The first, in 2008, involved almost metaphysical rates of inflation – 231m% at one point that year according to some reports, with other estimates even higher.
The crisis resulted in hugely controversial elections, which the opposition surely won – but which saw Robert Mugabe re-installed as President in a power-sharing deal with the opposition.
To stabilise the economy, the worthless Zimbabwean dollar was jettisoned and people were given the option of using a basket of foreign currencies, the US dollar chief among them.
The problem was then how to source US dollars – and this was done largely by borrowing.
Fast forward to 2019, nearly two years after Mugabe was ousted and Emmerson Mnangagwa installed as President – Zimbabwe’s annual inflation is officially 176%, the highest in the world after Venezuela.

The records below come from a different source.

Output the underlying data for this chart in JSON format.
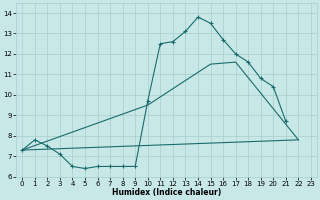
{
  "xlabel": "Humidex (Indice chaleur)",
  "bg_color": "#c8e8e8",
  "grid_color": "#a8cccc",
  "line_color": "#1a6b6b",
  "line1_x": [
    0,
    1,
    2,
    3,
    4,
    5,
    6,
    7,
    8,
    9,
    10,
    11,
    12,
    13,
    14,
    15,
    16,
    17,
    18,
    19,
    20,
    21,
    22
  ],
  "line1_y": [
    7.3,
    7.8,
    7.5,
    7.1,
    6.5,
    6.4,
    6.5,
    6.5,
    6.5,
    6.5,
    9.7,
    12.5,
    12.6,
    13.1,
    13.8,
    13.5,
    12.7,
    12.0,
    11.6,
    10.8,
    10.4,
    8.7,
    null
  ],
  "line2_x": [
    0,
    10,
    15,
    17,
    22
  ],
  "line2_y": [
    7.3,
    9.5,
    11.5,
    11.6,
    7.8
  ],
  "line3_x": [
    0,
    22
  ],
  "line3_y": [
    7.3,
    7.8
  ],
  "xlim": [
    -0.5,
    23.5
  ],
  "ylim": [
    6.0,
    14.5
  ],
  "yticks": [
    6,
    7,
    8,
    9,
    10,
    11,
    12,
    13,
    14
  ],
  "xticks": [
    0,
    1,
    2,
    3,
    4,
    5,
    6,
    7,
    8,
    9,
    10,
    11,
    12,
    13,
    14,
    15,
    16,
    17,
    18,
    19,
    20,
    21,
    22,
    23
  ]
}
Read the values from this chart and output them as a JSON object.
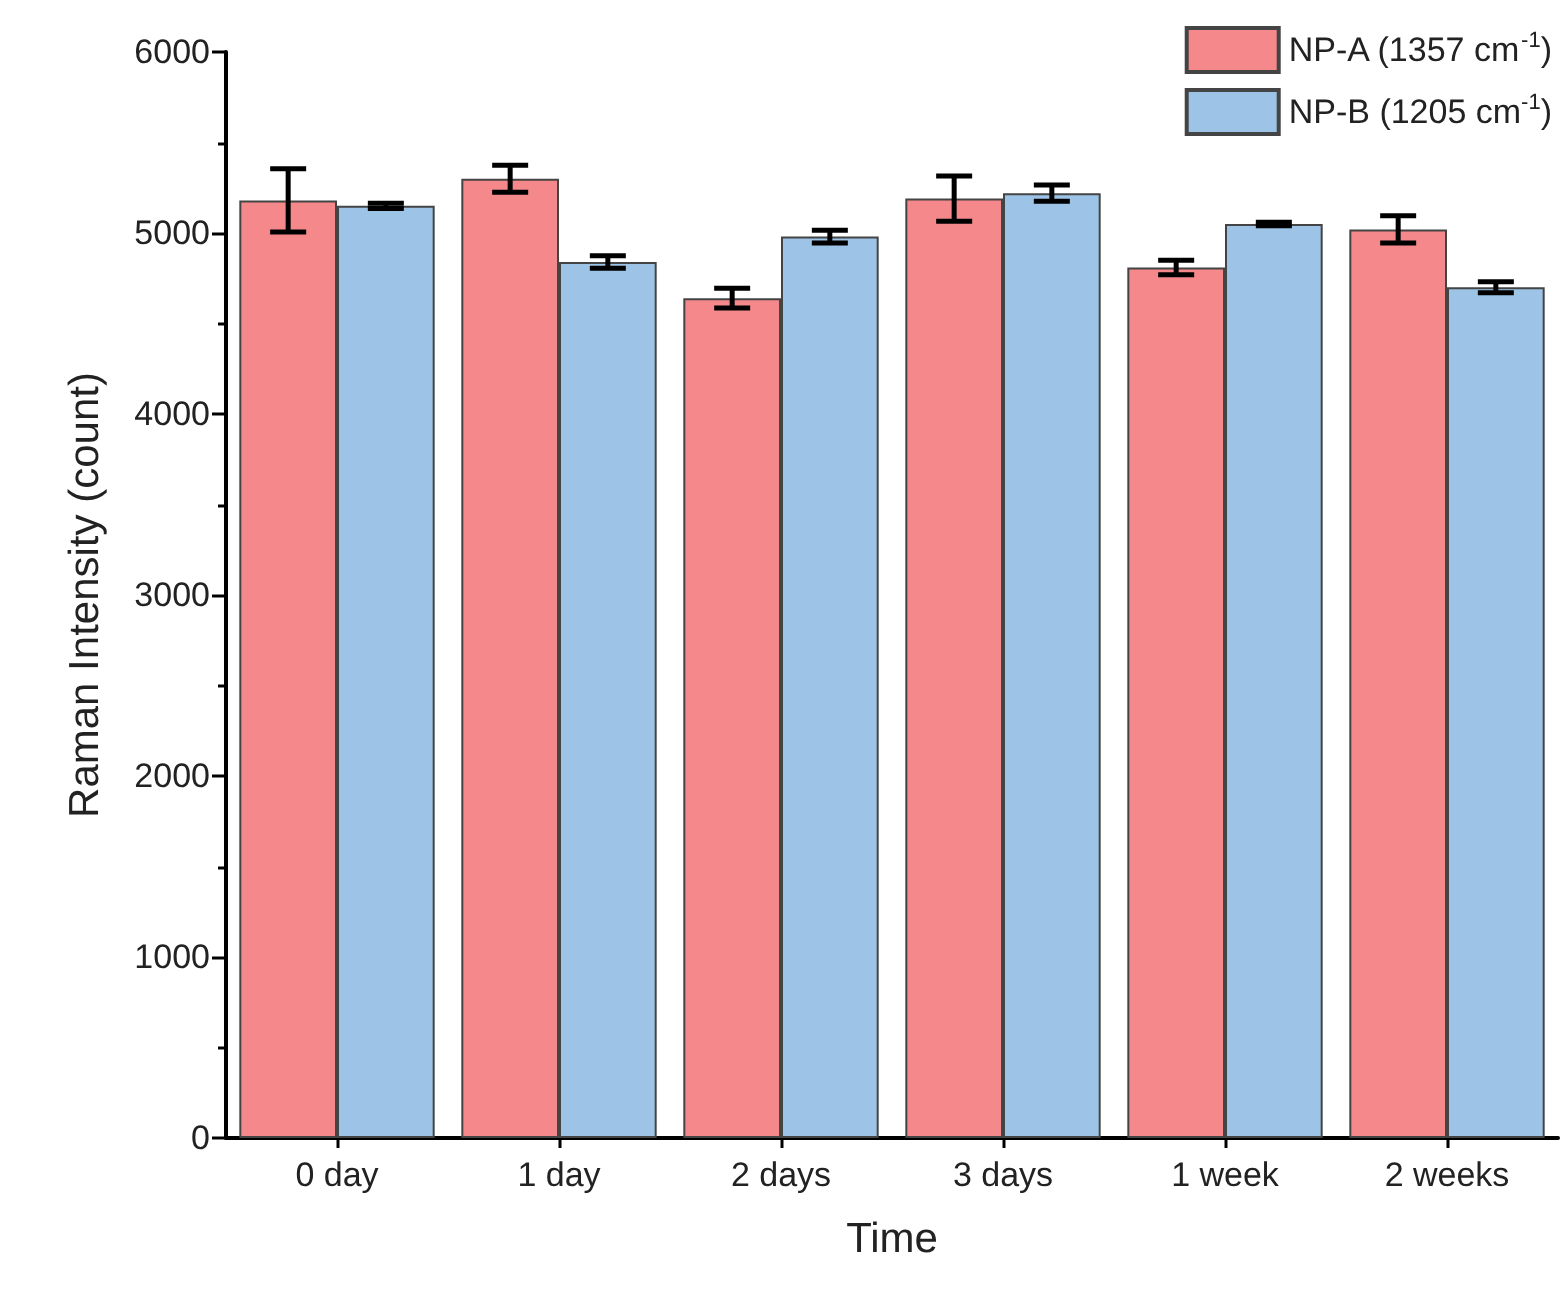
{
  "chart_data": {
    "type": "bar",
    "xlabel": "Time",
    "ylabel": "Raman Intensity (count)",
    "categories": [
      "0 day",
      "1 day",
      "2 days",
      "3 days",
      "1 week",
      "2 weeks"
    ],
    "series": [
      {
        "name": "NP-A (1357 cm$^{-1}$)",
        "color": "#f4888a",
        "values": [
          5180,
          5300,
          4640,
          5190,
          4810,
          5020
        ],
        "errors": [
          175,
          75,
          55,
          125,
          40,
          75
        ]
      },
      {
        "name": "NP-B (1205 cm$^{-1}$)",
        "color": "#9dc3e6",
        "values": [
          5150,
          4840,
          4980,
          5220,
          5050,
          4700
        ],
        "errors": [
          15,
          35,
          35,
          45,
          10,
          30
        ]
      }
    ],
    "ylim": [
      0,
      6000
    ],
    "yticks": [
      0,
      1000,
      2000,
      3000,
      4000,
      5000,
      6000
    ],
    "grid": false,
    "legend": "top right"
  }
}
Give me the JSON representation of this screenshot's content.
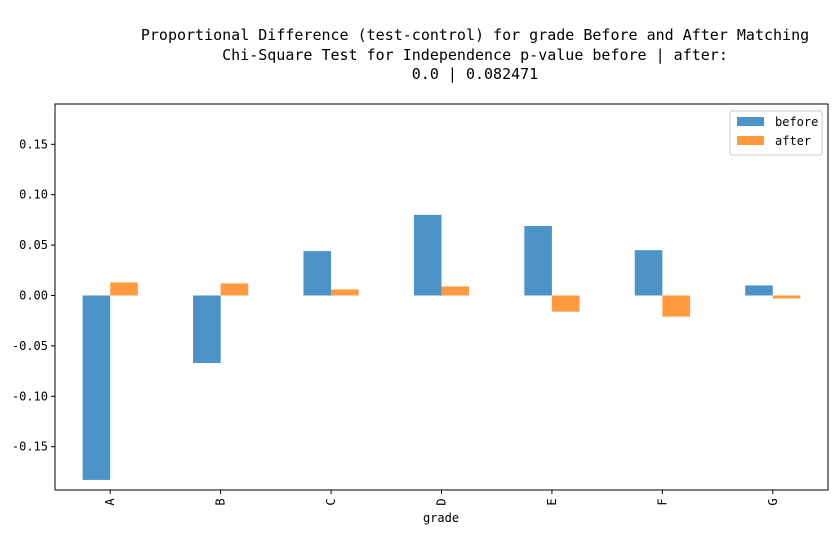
{
  "chart_data": {
    "type": "bar",
    "title_lines": [
      "Proportional Difference (test-control) for grade Before and After Matching",
      "Chi-Square Test for Independence p-value before | after:",
      "0.0 | 0.082471"
    ],
    "xlabel": "grade",
    "ylabel": "",
    "categories": [
      "A",
      "B",
      "C",
      "D",
      "E",
      "F",
      "G"
    ],
    "series": [
      {
        "name": "before",
        "color": "#4c94c8",
        "values": [
          -0.183,
          -0.067,
          0.044,
          0.08,
          0.069,
          0.045,
          0.01
        ]
      },
      {
        "name": "after",
        "color": "#ff9a3f",
        "values": [
          0.013,
          0.012,
          0.006,
          0.009,
          -0.016,
          -0.021,
          -0.003
        ]
      }
    ],
    "ylim": [
      -0.193,
      0.19
    ],
    "yticks": [
      -0.15,
      -0.1,
      -0.05,
      0.0,
      0.05,
      0.1,
      0.15
    ],
    "ytick_labels": [
      "-0.15",
      "-0.10",
      "-0.05",
      "0.00",
      "0.05",
      "0.10",
      "0.15"
    ],
    "grid": false,
    "legend_position": "top-right"
  }
}
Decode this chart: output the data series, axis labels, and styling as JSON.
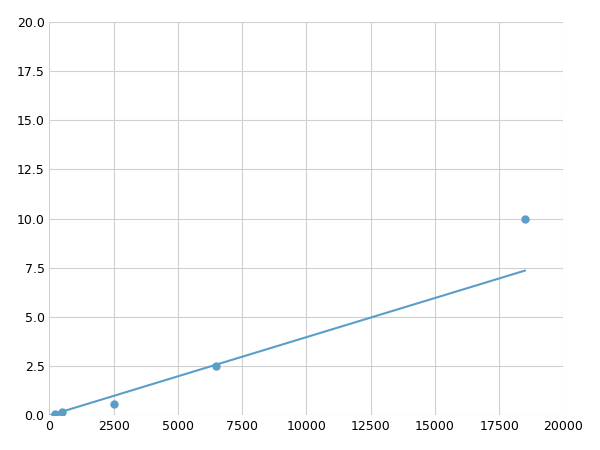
{
  "x": [
    200,
    500,
    2500,
    6500,
    18500
  ],
  "y": [
    0.1,
    0.2,
    0.6,
    2.5,
    10.0
  ],
  "line_color": "#5b9dc9",
  "marker_color": "#5b9dc9",
  "marker_size": 5,
  "xlim": [
    0,
    20000
  ],
  "ylim": [
    0,
    20.0
  ],
  "xticks": [
    0,
    2500,
    5000,
    7500,
    10000,
    12500,
    15000,
    17500,
    20000
  ],
  "yticks": [
    0.0,
    2.5,
    5.0,
    7.5,
    10.0,
    12.5,
    15.0,
    17.5,
    20.0
  ],
  "grid_color": "#d0d0d0",
  "background_color": "#ffffff",
  "figure_background": "#ffffff",
  "line_width": 1.5
}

But this official figure is almost certainly false. My own calculations, based on prices I observed during the 2018 Zimbabwean elections and reports from Zimbabwean friends now, estimate inflation at about 600%.
And this is within what remains of the formal economy. Recourse to the black market to secure goods such as fuel and bread unavailable elsewhere means a parallel inflation rate that is higher – by my calculations, at about 800%.
And now the publication of inflation data has now been suspended for six months.
The government’s inability to pay for electricity imports has meant power outages of up to 18 hours each day. This is in part a result of poor rains and low water levels in Lake Kariba, the source of a huge percentage of the nation’s hydro-electricity – amid reports that it might be altogether decommissioned.
Even if this is not the case, the turbines at Kariba are far from being in good shape and, even in seasons of abundant rain, Zimbabwe had to depend on electricity supplies from South Africa and Mozambique. These countries now want to be paid.
Mnangagwa’s almost desperate slogan for Zimbabwe is that it is now “open for business”. But the elections of 2018 that were meant to legitimise his presidency were marred by violence and deaths and no election observer group validated the polls as fully free and fair. Under those conditions, initial promises of foreign investors faded away.
Dollars began to dry up, sourcing new dollars became impossible, and the new technocratic Minister of Finance, Mthuli Ncube, began desperate but hugely orthodox measures to instil some discipline in a runaway economy.
Those who were rich and powerful declined to make sacrifices of their own, while those who were poor simply got poorer.
Almost a year into the job, Ncube has reined in some of the profligacy in state spending and managed to bring in an increase in tax revenue. But his tax measures have been hugely unpopular, with poorer business people seeing them as disincentives to invest in future productivity.
One of his hugely unpopular early measures was to tax cell phone financial transactions. At a stroke, this jeopardised what was beginning to become a thriving cyber economy.